GPUs are less expensive than CPUs in terms of processing units and because much of the work of simulation is running calculations on changing meshes of points—the more processors on the problem the better. Siemens says the use of GPUs enables customers to reduce their hardware investments by up to 40% and reduce power consumption by 10% when compared to the CPU-based version of the program.

Also critical is the movement of data to memory. It’s a numbers game, but it’s not a zero-sum game. More processors may be able to process CFD algorithms but not if they can’t get the data to and from memory. Petropoulou says the addition of high bandwidth memory to Nvidia’s new boards has enabled the STAR-CCM+ update to take advantage of GPUs. The introduction of graphics boards with lots of high bandwidth memory keeps the GPUs at work. Petropoulou recommends the HBM2 over GDDR6 (Graphics Double Data Rate 6).

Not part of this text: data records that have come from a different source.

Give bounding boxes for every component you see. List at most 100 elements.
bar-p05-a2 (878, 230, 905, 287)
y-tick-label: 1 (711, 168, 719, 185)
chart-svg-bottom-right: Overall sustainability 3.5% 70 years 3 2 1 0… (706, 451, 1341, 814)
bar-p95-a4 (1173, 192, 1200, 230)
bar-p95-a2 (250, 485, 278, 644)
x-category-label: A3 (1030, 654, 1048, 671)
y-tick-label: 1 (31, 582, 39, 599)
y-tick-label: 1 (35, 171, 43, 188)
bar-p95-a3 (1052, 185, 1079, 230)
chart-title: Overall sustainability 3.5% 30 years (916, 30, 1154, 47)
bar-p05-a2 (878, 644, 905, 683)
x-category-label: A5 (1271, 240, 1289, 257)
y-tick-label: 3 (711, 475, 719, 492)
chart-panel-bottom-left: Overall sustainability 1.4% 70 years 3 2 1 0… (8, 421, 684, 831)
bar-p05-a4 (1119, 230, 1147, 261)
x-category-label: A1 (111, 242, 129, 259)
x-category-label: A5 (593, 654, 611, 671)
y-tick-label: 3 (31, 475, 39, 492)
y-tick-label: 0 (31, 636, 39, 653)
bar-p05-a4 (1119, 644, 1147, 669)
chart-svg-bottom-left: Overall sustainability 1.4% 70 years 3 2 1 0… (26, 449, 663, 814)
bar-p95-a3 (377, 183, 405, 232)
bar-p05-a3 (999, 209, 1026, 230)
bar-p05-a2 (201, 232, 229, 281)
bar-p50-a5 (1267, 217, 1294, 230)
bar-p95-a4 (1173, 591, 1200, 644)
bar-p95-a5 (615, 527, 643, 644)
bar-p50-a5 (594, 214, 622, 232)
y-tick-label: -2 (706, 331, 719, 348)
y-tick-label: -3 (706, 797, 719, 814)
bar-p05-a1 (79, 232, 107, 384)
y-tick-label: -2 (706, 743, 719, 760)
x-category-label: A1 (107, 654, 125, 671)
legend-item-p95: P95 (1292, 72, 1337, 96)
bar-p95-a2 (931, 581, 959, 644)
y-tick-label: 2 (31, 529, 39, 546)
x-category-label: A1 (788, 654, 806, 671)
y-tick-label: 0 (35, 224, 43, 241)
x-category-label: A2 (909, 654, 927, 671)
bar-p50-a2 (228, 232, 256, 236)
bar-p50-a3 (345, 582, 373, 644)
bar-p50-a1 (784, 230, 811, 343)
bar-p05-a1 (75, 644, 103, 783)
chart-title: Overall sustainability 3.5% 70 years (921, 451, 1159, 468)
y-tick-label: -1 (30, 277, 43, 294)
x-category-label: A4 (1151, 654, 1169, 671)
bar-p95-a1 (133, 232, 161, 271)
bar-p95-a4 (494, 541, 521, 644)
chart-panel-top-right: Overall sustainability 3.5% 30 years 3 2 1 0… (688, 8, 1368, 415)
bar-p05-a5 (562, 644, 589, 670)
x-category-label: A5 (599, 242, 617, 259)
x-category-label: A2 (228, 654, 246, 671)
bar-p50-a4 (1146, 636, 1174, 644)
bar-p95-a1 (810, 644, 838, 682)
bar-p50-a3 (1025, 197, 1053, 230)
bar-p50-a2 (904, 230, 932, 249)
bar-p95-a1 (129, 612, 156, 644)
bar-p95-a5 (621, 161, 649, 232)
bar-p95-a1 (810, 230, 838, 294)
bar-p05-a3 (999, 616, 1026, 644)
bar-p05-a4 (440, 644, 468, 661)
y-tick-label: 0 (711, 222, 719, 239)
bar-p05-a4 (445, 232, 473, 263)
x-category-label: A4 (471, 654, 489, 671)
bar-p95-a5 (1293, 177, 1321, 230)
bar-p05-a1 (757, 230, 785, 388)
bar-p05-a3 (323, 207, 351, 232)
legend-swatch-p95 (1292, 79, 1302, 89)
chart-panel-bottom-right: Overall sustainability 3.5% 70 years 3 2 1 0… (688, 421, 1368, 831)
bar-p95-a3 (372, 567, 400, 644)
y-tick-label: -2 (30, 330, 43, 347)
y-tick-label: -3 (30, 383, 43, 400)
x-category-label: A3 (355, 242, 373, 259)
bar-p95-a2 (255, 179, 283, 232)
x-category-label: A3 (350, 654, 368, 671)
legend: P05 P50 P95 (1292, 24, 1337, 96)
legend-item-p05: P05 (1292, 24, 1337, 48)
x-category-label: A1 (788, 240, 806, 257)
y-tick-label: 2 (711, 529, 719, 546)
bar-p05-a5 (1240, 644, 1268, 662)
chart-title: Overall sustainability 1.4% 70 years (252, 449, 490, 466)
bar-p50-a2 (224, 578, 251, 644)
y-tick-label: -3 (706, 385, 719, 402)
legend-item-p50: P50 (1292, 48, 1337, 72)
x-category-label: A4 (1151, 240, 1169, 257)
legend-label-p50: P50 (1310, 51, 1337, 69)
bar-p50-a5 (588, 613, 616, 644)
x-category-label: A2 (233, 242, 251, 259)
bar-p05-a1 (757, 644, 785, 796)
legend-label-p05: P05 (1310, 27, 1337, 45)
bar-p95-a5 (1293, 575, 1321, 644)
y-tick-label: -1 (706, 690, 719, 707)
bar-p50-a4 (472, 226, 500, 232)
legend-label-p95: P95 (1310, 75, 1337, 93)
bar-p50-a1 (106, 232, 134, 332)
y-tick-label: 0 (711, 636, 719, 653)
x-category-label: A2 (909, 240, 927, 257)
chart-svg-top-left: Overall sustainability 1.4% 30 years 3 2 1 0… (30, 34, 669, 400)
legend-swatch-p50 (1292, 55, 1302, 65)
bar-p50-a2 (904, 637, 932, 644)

Petropoulou says Simcenter STAR-CCM+ strives to maximize the use of available compute power, and Nvidia GPUs are an increasing proportion of this. She says advances in GPU architecture and boards with high bandwidth memory enable better collaboration between the CPU and the GPU. (Source: Siemens)

Siemens contends this is just the first step. “We plan to extend GPU-enabled acceleration across all relevant core solvers, bringing GPU-enabled acceleration to CFD simulation engineers across all industries and applications,” Petropoulou says.

As stated earlier, Nvidia is seeking out all the opportunities it can find to optimize code for GPUs, and CFD represents a big opportunity. The company has been using AmgX to work with the open-source CFD tools in OpenFoam, which has been picked up by enterprise companies using OpenFoam for CFD, including Argonne National Lab, Boeing, and General Motors.

The company also is working with Altair to accelerate its software for solving and rendering with enhanced support for Nvidia GPUs. The company has announced new optimizations for Altair AcuSolve and its Thea Render to get compelling visualizations faster.

Altair says that, in addition to GPU support, their engineers have worked with Nvidia for Nvidia RTX Server validation of Altair ultraFluidX, aerodynamics CFD software, as well as Altair nanoFluidX, a particle-based CFD software. Nvidia’s reference design, RTX Server, allows engineers to use high-performance computing for simulating physics and iterating designs—all with GPU-accelerated rendering and computer-aided engineering simulation computing times.

Altair’s Thea Render takes advantage of Nvidia OptiX AI-accelerated denoiser to enable engineers to get realistic previews of their work. (Source: Altair)

Nvidia’s annual developer conference, GTC, is coming up later in March, and CFD will be on the program.

What do we think?

By now, you get the idea but maybe not the whole picture. AMD has also been working on CFD, but the company has a more universalist point of view because of their big CPUs with multiple cores as well as their GPUs. AMD CTO Mark Papermaster has stressed the importance of building high-performance systems with balanced systems taking advantage of Epyc CPUs with high bandwidth access to memory and GPUs. And Intel’s determined effort to field a powerful GPU is also aimed at HPC applications, including CFD. Those two giants see opportunities for the company with multiple semiconductor resources: CPU, GPU, and FPGA.

In addition to Nvidia’s upcoming GTC, keep an eye on AMD and Intel over the coming year as HPC applications come down to the computer and to GPUs, and HPC applications get jet-propelled by the cloud. Big problems are getting faster solutions.